Белые часы с лиловой розой на циферблате, заведенные и исправленные по случаю приезда Ивана Павловича, резко стучали в соседней комнате. Восточный ветер, шевеливший расписную стору, приносил с собой далекое пение петухов, и от этих однообразных звуков только заметнее было глубокое полдневное молчание всего остального.

Так прошло около часа.

Вдруг послышался стук телеги и голоса с надворья. Иван Павлович прислушался. Дверь заскрипела, и раздались шаги.

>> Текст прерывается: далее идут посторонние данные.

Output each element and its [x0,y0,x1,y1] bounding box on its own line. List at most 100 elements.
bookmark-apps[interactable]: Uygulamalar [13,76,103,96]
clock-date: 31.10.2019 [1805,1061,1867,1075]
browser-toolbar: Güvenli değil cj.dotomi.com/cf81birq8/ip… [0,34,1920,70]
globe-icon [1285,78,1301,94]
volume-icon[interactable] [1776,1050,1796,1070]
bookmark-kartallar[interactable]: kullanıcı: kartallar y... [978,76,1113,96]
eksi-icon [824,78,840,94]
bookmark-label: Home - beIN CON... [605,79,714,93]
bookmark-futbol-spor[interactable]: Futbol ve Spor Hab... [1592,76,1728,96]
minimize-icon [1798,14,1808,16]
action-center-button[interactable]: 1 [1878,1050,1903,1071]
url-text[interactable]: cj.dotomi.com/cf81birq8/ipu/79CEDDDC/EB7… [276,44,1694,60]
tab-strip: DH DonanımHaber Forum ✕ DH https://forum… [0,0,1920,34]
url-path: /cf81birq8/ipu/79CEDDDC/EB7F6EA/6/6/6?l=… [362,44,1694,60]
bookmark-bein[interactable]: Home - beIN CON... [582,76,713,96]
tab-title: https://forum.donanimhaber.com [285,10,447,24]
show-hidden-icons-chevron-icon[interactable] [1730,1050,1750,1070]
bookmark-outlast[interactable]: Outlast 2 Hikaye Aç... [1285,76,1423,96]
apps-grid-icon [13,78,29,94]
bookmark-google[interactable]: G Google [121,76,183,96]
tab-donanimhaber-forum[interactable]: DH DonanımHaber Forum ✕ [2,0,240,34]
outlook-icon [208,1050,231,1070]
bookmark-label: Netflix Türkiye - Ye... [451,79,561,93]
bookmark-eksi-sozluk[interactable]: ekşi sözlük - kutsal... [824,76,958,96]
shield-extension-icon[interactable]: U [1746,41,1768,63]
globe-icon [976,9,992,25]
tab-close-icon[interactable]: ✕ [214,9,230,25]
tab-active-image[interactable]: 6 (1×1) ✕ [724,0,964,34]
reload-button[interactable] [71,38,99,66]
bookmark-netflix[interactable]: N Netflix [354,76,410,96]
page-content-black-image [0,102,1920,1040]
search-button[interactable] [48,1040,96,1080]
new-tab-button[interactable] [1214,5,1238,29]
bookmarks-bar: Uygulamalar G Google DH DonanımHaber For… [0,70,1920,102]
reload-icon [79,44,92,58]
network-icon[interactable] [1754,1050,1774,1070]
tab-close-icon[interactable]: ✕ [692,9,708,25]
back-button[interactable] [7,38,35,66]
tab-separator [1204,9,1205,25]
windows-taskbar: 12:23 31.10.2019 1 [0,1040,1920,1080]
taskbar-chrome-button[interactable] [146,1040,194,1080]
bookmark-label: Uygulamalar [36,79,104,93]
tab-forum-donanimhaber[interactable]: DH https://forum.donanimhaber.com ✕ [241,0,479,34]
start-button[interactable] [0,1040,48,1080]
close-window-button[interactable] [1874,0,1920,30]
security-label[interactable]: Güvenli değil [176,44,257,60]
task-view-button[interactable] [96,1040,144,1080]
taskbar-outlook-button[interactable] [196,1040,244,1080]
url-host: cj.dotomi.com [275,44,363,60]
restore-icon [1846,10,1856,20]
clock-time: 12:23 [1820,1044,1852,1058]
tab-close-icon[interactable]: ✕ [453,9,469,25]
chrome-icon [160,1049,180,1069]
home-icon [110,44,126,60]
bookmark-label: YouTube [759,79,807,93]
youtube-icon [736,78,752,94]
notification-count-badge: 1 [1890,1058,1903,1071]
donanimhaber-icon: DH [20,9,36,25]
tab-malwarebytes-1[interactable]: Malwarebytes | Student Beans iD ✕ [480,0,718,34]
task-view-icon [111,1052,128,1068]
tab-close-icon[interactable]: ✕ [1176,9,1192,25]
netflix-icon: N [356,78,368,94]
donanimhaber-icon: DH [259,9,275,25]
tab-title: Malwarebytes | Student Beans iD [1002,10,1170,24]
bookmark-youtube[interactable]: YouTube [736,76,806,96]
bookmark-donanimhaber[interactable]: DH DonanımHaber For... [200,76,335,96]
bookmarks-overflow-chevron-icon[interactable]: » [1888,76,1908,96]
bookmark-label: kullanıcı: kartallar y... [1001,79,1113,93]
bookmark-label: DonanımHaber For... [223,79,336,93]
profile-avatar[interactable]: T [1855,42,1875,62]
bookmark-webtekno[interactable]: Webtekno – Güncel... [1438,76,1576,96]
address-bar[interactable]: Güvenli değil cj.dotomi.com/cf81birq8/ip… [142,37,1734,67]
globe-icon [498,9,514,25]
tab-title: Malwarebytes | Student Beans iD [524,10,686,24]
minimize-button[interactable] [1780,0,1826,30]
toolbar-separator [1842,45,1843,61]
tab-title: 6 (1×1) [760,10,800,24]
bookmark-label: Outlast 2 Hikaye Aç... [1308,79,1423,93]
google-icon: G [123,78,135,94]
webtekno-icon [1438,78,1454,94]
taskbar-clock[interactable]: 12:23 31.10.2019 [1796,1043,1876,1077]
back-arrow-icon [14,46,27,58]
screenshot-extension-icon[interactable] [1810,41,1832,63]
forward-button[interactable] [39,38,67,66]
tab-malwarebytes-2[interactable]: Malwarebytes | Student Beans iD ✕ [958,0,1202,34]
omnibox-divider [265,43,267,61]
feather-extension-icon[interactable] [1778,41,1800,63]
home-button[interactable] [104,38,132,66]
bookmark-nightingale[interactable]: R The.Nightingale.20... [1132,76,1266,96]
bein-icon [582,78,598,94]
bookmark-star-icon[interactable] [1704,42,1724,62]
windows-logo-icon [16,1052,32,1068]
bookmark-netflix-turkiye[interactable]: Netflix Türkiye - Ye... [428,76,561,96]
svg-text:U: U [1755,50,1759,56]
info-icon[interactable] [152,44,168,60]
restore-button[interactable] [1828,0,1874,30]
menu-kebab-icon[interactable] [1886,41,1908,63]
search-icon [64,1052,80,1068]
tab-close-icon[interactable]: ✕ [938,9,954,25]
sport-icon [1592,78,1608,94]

– Да, рубликов двадцать серебром, – говорил голос Михайлы.

– Э-ге! – отвечал незнакомый голос, – ты вот какие куши стал брать! Да тебя уж скоро в Москве будут знать.

– Что ж за куш за такой? Ведь харчи мои…

– Ничего, ничего!.. Я ничего не говорю, – громогласно возразил незнакомец, – молодец да и только, Михайло Григорьич!

Тут послышался шопот сдержанный, и голос Маши произнес с быстротою:

– Что вы это? Экой шутник вы какой! Что это вы выдумаете только?

Михайла и незнакомец громко засмеялись. Иван Павлович совершенно был заинтригован. «Кто ж это может быть?» И он продолжал внимательно слушать.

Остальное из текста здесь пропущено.